The 'Special Features' section of the XStow home page is out of date; for example GNU Stow now supports multiple stow directories, and supports regular expressions in some contexts. The 2.x release was almost a complete rewrite, with major refactoring, an improved two-phase approach, and a comprehensive test suite. Since then I added and changed many things including support for ignore lists, file adoption, optional disabling of folding (AFAICS XStow doesn't support folding at all, which wouldn't be too surprising because that's by far the trickiest thing to get right).
In my undoubtedly biased opinion, the original motivation for writing XStow was questionable, or at least driven by reasons which are now obsolete. The home page says "Stow requires Perl. But what's on systems where no Perl is available, or not yet installed? I tried compiling Stow with perlcc, but it failed", but in reality how many systems are there out there which support symlinks and don't have Perl preinstalled? Perl is ubiquitous.

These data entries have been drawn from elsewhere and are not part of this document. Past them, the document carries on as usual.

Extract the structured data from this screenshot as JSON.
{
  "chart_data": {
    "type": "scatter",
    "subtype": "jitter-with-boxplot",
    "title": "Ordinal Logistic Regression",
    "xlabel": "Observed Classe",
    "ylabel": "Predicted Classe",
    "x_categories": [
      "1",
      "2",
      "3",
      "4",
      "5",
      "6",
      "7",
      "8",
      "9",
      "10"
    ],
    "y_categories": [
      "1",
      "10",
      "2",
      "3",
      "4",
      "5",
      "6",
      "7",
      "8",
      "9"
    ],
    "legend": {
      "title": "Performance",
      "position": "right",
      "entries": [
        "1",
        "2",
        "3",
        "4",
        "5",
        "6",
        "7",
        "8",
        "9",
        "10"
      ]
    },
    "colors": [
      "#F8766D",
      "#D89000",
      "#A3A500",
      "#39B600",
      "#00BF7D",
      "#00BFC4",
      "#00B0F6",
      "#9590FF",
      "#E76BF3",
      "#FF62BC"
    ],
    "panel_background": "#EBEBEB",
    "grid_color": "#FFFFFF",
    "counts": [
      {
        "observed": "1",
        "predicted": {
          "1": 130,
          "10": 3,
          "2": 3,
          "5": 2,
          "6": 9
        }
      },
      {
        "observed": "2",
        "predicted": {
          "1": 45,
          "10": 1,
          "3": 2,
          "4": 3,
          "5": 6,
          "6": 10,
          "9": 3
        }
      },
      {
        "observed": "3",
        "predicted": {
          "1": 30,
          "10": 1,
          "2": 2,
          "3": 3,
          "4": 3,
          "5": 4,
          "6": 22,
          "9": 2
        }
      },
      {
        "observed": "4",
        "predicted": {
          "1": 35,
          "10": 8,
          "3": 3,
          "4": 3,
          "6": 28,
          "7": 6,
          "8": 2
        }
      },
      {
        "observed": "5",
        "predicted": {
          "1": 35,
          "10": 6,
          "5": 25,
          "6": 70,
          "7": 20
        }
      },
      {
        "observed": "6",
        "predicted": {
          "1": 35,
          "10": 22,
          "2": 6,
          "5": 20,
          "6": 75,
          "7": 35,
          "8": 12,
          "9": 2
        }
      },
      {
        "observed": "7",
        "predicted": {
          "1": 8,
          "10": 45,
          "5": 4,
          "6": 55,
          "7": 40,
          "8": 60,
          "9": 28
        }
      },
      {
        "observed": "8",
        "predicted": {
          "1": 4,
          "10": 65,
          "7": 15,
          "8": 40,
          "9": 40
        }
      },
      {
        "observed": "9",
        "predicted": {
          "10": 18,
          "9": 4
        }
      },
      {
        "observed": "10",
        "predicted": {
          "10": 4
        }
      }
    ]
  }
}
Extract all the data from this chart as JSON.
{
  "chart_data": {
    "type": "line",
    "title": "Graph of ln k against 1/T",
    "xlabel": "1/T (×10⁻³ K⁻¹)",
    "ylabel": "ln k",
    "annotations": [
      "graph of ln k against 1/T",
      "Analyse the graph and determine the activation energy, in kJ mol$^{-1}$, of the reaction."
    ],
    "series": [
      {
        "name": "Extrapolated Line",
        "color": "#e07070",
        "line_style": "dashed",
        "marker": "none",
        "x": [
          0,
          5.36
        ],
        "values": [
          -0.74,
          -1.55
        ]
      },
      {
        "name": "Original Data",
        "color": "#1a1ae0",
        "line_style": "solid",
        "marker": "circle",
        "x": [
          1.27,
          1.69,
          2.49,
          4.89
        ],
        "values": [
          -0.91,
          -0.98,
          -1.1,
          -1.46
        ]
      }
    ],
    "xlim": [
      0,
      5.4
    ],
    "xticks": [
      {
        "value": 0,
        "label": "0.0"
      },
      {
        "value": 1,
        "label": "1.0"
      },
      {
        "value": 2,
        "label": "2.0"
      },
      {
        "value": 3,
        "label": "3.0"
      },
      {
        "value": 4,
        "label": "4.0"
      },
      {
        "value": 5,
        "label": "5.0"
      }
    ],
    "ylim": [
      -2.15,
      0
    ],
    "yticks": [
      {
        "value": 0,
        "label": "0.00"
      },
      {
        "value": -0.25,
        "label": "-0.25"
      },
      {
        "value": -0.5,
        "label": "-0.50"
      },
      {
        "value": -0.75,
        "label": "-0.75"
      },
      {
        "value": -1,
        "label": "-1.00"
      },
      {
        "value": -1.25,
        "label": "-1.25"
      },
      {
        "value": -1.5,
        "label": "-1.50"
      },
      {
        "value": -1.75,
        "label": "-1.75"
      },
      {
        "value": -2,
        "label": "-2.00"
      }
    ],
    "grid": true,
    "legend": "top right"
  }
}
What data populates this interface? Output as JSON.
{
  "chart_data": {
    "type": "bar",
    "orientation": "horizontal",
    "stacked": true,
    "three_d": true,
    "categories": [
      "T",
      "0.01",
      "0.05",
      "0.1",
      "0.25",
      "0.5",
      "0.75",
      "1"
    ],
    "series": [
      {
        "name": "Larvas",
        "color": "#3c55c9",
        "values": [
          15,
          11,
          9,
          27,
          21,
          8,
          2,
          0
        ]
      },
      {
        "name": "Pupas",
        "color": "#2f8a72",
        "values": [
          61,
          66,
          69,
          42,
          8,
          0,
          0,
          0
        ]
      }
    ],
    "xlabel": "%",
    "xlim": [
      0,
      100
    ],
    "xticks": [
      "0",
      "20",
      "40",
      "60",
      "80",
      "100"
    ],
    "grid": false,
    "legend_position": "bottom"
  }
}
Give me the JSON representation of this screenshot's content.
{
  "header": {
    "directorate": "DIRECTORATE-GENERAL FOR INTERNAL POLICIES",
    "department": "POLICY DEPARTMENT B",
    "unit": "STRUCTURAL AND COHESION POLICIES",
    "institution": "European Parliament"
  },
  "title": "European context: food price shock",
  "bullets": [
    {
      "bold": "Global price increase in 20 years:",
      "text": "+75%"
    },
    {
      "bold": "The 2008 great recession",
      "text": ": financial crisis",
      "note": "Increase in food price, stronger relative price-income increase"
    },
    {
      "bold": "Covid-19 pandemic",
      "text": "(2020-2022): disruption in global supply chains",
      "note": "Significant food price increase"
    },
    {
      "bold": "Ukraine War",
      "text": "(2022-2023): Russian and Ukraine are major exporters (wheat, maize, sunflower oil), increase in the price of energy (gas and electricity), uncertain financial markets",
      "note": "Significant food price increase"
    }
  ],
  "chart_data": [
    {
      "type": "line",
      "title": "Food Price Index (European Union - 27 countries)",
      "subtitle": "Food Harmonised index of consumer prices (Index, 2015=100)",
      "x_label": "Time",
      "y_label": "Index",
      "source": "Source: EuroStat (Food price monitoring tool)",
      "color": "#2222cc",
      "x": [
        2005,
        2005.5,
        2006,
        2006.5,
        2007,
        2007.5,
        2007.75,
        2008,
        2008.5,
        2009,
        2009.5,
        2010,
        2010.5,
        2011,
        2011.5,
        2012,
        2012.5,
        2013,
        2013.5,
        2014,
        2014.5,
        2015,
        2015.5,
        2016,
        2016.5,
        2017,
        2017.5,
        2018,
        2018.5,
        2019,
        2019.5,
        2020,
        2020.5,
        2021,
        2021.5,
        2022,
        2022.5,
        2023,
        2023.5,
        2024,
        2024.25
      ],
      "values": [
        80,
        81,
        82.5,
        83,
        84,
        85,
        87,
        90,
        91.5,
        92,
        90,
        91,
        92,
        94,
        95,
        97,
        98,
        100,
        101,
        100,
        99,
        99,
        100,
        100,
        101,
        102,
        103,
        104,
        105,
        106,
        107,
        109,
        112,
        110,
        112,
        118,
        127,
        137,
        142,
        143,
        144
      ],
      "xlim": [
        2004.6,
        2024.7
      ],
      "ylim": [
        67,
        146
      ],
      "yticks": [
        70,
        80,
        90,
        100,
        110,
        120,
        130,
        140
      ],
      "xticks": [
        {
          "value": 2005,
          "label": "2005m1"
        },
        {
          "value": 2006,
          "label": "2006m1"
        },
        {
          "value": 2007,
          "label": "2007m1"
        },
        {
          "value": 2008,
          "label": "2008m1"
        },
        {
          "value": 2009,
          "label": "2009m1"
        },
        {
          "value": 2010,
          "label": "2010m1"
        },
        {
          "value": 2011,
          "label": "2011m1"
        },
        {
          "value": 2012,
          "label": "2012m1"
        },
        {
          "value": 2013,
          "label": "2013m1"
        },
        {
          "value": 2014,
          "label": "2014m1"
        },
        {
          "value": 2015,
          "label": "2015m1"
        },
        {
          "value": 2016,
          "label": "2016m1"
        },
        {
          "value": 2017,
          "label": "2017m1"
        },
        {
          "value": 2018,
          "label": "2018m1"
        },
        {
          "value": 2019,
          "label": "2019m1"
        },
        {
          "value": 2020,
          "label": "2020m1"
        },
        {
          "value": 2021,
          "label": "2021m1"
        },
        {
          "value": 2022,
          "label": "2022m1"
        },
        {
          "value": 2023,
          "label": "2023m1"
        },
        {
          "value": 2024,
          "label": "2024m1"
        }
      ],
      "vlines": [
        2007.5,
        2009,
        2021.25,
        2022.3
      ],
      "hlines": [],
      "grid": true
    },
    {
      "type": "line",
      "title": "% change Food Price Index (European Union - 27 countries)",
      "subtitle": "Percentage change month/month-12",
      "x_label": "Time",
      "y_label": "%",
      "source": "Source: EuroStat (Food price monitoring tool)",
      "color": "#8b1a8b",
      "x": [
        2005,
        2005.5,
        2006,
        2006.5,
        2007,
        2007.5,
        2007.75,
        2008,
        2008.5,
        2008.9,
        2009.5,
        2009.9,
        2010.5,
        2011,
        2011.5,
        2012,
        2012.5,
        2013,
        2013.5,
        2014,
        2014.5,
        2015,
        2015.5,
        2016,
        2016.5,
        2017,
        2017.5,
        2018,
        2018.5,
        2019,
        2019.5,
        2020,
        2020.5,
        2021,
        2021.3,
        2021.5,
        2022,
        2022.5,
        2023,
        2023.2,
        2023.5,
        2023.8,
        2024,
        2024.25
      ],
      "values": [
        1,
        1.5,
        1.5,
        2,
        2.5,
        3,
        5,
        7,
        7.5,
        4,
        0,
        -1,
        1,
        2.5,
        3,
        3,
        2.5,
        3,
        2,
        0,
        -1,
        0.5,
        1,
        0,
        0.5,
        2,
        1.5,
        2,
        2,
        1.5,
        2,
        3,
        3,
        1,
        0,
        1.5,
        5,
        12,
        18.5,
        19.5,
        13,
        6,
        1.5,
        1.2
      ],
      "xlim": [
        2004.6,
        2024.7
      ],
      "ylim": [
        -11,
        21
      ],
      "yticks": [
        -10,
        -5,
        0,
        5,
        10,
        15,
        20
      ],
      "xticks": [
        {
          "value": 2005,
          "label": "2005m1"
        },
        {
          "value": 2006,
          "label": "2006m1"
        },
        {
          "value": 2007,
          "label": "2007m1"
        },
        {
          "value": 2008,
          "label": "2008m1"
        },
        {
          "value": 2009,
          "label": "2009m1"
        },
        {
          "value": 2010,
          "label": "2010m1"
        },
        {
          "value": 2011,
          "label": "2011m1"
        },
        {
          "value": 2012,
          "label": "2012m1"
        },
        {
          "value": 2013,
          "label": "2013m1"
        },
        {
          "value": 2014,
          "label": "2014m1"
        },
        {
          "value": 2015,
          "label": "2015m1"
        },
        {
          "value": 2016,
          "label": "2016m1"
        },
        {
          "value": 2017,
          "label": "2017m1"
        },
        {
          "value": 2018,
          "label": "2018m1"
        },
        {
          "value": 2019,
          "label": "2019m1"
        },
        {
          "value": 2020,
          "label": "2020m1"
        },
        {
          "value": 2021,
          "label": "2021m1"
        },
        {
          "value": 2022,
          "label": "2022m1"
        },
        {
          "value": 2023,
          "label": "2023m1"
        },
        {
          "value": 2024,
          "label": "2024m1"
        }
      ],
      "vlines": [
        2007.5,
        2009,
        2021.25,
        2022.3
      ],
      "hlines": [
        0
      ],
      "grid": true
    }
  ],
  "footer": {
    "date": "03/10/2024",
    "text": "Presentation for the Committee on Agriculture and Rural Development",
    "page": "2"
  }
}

C++ strikes me as an absolutely terrible language choice for this kind of utility where performance is far less important than code maintainability.
That said, XStow does have seem to have a few nice tricks, and I intend to steal at least one of them for GNU Stow by adding install hooks to handle the Info dir
merging use case, at least. Also the code is maintained in a git repository and I'll gladly accept pull requests against the github project.
I'm also planning to release a new version of GNU Stow at some point this year, but so far not much changed in git since the last release (2.2.0). My top priorities are currently to facilitate selective folding and install hooks.